Alone in his huge, Antebellum house built in 1853 in Holly Springs, Miss., Paul MacLeod is living his vision of the American dream. He’s a 67-year-old former assembly-line worker, and it shows—his face slumps like a wet towel. He subsists on two cases of Coca-Cola a day. His wife, Serita, left him years ago, and he hasn’t seen her since. His son, too, left long ago . But MacLeod doesn’t mind living alone: He’s got Elvis Presley.
For 20 years, MacLeod has operated his own live-in Elvis museum called Graceland Too. Every corner, wall and inch of ceiling in his two-story mansion is covered with Elvis memorabilia, from The King’s high school report card (he failed music) to plush tigers (in honor of Elvis’ martial-arts name) and thousands of posters, clippings and photographs. MacLeod keeps Graceland Too open 24 hours a day, every day of the year. If he’s slipped into a light sleep at 4 a.m., knock loud enough and he’ll give you a tour. Only five bucks.
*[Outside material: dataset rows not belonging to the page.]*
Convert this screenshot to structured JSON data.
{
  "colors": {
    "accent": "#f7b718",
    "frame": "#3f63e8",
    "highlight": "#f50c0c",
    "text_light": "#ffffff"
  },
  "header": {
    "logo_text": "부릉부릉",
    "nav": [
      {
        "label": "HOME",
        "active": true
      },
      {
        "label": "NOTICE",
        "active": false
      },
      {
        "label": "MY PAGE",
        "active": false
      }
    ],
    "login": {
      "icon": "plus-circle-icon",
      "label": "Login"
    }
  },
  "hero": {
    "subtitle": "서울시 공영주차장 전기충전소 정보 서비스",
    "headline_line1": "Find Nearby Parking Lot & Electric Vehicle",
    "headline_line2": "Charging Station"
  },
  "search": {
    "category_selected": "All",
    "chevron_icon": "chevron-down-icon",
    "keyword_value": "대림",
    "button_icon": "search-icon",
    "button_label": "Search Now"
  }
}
Graceland Too isn’t really about Elvis Presley. It’s about creating another world, one in which Paul MacLeod is king, slap-happy and in love with his favorite rock star, blissfully unaware of the faster, meaner, grimier world beyond his property. “I’m prepared to die right now if I could bring that guy back,” he tells me with a voice that sounds like he’s gargling maple syrup. While outisders—368,000 people since 1990, by his count—stop by and see him as an oddity, an old man gone batty, MacLeod says he’s “doin’ just what makes me happy.”